Empresa credenciada deve ser indicada pelo SETCERGS e estar em dia com as obrigações tributárias estaduais
Agilizar os processos de fiscalização, reduzir custos operacionais e aumentar a eficiência logística para empresas que mantêm regularidade fiscal. Esse é o objetivo do Trânsito Livre, programa da Receita Estadual que permite a circulação de mercadorias sem interrupção nos postos fiscais de Barracão (BR-470), Estreito (BR-153), Goio-Ên (RST-480), Iraí (BR-386), Passo do Socorro (BR-116) e Torres (BR-101), localizados na divisa do Rio Grande do Sul com Santa Catarina.

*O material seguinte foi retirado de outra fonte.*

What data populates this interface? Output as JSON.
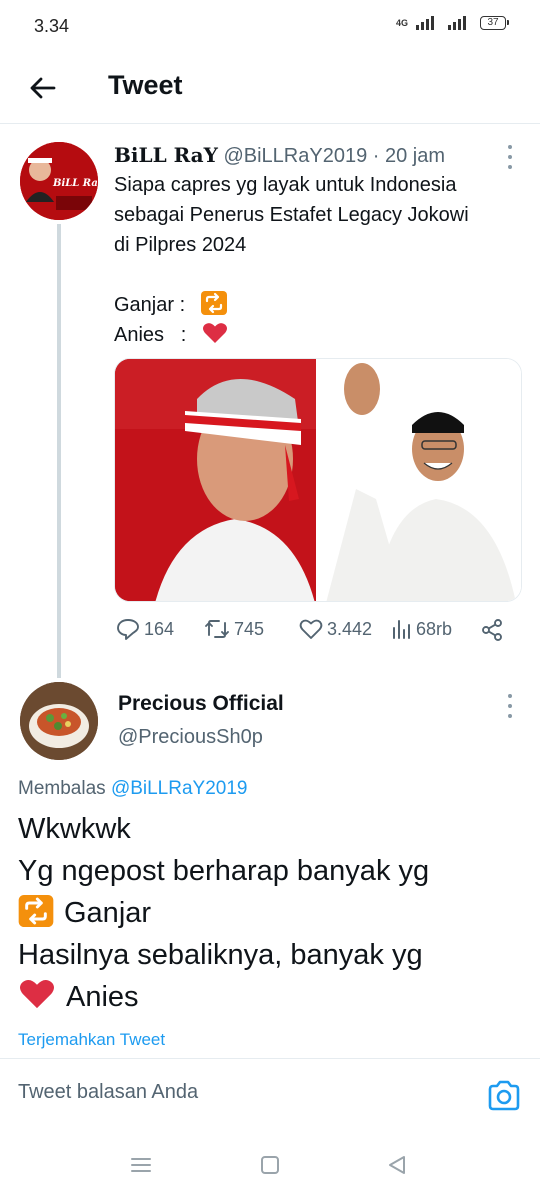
{
  "status_bar": {
    "time": "3.34",
    "network": "4G",
    "battery": "37"
  },
  "header": {
    "title": "Tweet"
  },
  "original_tweet": {
    "display_name": "BiLL RaY",
    "handle": "@BiLLRaY2019",
    "separator": "·",
    "time": "20 jam",
    "text_lines": [
      "Siapa capres yg layak untuk Indonesia",
      "sebagai Penerus Estafet Legacy Jokowi",
      "di Pilpres 2024"
    ],
    "poll_options": [
      {
        "label": "Ganjar :",
        "icon": "retweet-emoji"
      },
      {
        "label": "Anies   :",
        "icon": "heart-emoji"
      }
    ],
    "avatar_text": "BiLL RaY",
    "metrics": {
      "replies": "164",
      "retweets": "745",
      "likes": "3.442",
      "views": "68rb"
    }
  },
  "reply_tweet": {
    "display_name": "Precious Official",
    "handle": "@PreciousSh0p",
    "replying_prefix": "Membalas",
    "replying_to": "@BiLLRaY2019",
    "text_lines": [
      "Wkwkwk",
      "Yg ngepost berharap banyak yg",
      "Ganjar",
      "Hasilnya sebaliknya, banyak yg",
      "Anies"
    ],
    "translate_label": "Terjemahkan Tweet"
  },
  "compose": {
    "placeholder": "Tweet balasan Anda"
  },
  "colors": {
    "accent": "#1d9bf0",
    "muted": "#536471",
    "like_red": "#e0245e",
    "retweet_emoji_bg": "#f4900c"
  }
}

Essa iniciativa utiliza tecnologia e integração de dados para monitorar eletronicamente o transporte, reduzindo burocracias e garantindo que as empresas participantes atuem dentro dos padrões de legalidade e excelência exigidos pelo órgão estadual. Desde o início do programa, no segundo semestre de 2024, mais de 27 mil cargas transportadas passaram pelos postos fiscais sem necessidade de parada. Segundo a Receita Estadual, considerando uma média de dois minutos por abordagem, a iniciativa evitou o equivalente a 38 dias de caminhões estacionados.
Regras para participar
As transportadoras serão indicadas pelo SETCERGS, entidade representativa do setor, para participar da iniciativa. De acordo com as regras do projeto, a empresa credenciada também deve estar em dia com as obrigações tributárias estaduais e possuir sistema informatizado para comunicação com o fisco. Após a aprovação, as empresas precisam identificar os veículos com um adesivo disponibilizado pela Receita.
Como fazer a adesão:
1 – A transportadora deve entrar em contato com o SETCERGS, entidade representativa do setor, e pedir o termo de indicação para o projeto Trânsito Livre.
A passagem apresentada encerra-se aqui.